La scénographe aime aussi se plonger dans le monde d’artistes à la signature visuelle tranchée, comme elle l’a fait sur « Pepperminta » de Pipilotti Rist. Plus de la moitié des projets sur lesquels elle travaille sont l’œuvre de femmes. Ces dernières font en effet de plus en plus souvent appel à elle, déjà durant la phase de conception de leurs projets. « Ce sont les propositions les plus intéressantes. Plus j’arrive tôt pendant la phase de production, mieux c’est », confie Erdt en s’enthousiasmant de sa récente collaboration avec la camérawoman Judith Kaufmann et la réalisatrice Petra Volpe sur le film « Ping-Pong ». Su Erdt faisait déjà partie du noyau créatif de l’équipe de la réalisatrice sur « Traumland » et « Die Göttliche Ordnung ». Elle est une interlocutrice attentive, capable de communiquer clairement ses concepts – sans aucun doute un atout.

« Die Göttliche Ordnung » se situe autour de 1971, et la scénographie y joue donc un rôle primordial. Le décor doit non seulement représenter le monde dans lequel évoluent les personnages, mais aussi rendre palpable une époque révolue. La comédie sur le droit de vote des femmes se passe dans un village épargné par les bouleversements sociaux qui ont eu lieu ailleurs dans le monde et Su Erdt tenait à éviter l’esthétique guimauve que l’on associe souvent avec le début des années 1970. Plutôt que de chercher son inspiration dans les catalogues de mode, elle s’est penchée sur les albums de photos privés et a consulté des témoins de l’époque. Il en résulte des espaces vieillots et claustrophobes, aux murs recouverts de crépi et au mobilier déjà démodé à l’époque. La costumière Linda Harper a alors pu utiliser cette toile de fond brunâtre pour faire ressortir les personnages avec quelques touches de couleur qui suggèrent leur émancipation.

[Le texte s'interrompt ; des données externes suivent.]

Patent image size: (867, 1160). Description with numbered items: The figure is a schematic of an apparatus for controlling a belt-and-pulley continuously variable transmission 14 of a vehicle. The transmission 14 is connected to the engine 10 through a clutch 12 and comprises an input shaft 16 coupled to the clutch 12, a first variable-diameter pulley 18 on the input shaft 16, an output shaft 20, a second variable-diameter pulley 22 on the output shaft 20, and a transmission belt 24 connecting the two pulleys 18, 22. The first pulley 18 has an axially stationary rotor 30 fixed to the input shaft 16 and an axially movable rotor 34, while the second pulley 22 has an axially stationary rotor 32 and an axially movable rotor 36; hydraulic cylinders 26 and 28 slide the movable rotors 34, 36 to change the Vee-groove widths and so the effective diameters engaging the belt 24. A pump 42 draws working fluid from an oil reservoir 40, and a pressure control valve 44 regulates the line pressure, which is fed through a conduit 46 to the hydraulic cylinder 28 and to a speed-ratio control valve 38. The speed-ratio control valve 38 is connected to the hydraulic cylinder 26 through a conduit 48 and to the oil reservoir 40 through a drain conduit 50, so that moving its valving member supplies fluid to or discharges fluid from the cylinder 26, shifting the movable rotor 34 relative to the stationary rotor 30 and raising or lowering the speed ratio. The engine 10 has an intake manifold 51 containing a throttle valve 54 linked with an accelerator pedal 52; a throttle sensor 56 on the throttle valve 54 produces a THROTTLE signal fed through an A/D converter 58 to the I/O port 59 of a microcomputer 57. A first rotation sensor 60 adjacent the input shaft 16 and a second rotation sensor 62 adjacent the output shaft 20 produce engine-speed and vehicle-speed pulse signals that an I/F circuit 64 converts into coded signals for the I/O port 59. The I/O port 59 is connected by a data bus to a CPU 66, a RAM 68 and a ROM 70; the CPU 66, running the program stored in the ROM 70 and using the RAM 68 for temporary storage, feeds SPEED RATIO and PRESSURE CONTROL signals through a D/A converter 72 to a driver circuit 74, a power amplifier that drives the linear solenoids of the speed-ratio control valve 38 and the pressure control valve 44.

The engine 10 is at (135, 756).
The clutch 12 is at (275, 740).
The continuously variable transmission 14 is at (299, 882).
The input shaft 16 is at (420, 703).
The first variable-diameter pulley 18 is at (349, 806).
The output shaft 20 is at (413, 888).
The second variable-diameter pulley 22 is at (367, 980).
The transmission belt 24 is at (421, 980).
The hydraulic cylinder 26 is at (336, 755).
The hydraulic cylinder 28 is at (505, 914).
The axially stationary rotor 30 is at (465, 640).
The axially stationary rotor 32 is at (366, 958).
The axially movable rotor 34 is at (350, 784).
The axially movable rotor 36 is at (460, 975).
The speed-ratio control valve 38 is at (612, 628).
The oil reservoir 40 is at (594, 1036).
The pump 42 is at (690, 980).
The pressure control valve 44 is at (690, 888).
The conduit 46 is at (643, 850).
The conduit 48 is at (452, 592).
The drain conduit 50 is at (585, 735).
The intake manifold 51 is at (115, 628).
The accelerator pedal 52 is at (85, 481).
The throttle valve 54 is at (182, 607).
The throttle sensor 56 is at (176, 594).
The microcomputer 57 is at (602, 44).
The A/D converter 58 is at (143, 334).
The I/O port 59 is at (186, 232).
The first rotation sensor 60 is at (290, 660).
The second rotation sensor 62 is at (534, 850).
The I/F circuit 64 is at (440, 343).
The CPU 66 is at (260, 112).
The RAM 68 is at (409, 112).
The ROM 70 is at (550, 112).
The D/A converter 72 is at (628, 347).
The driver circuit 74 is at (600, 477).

A écouter Su Erdt, on entend bien le plaisir qu’elle prend à travailler en équipe. On la croit sur parole quand elle dit vivre chaque film comme une aventure, et qu’elle aime les situations extrêmes. A son enthousiasme s’ajoute désormais une nouvelle confiance en elle : « Je commence lentement à avoir le pied ferme, et heureusement, je fais moins d’insomnies qu’au début. En même temps, on n’a jamais fini d’apprendre. Ce qui est génial dans ce métier, c’est qu’on ne peut devenir que meilleur avec l’âge. » Même après dix-huit ans dans le domaine, elle trouve toujours son métier passionnant.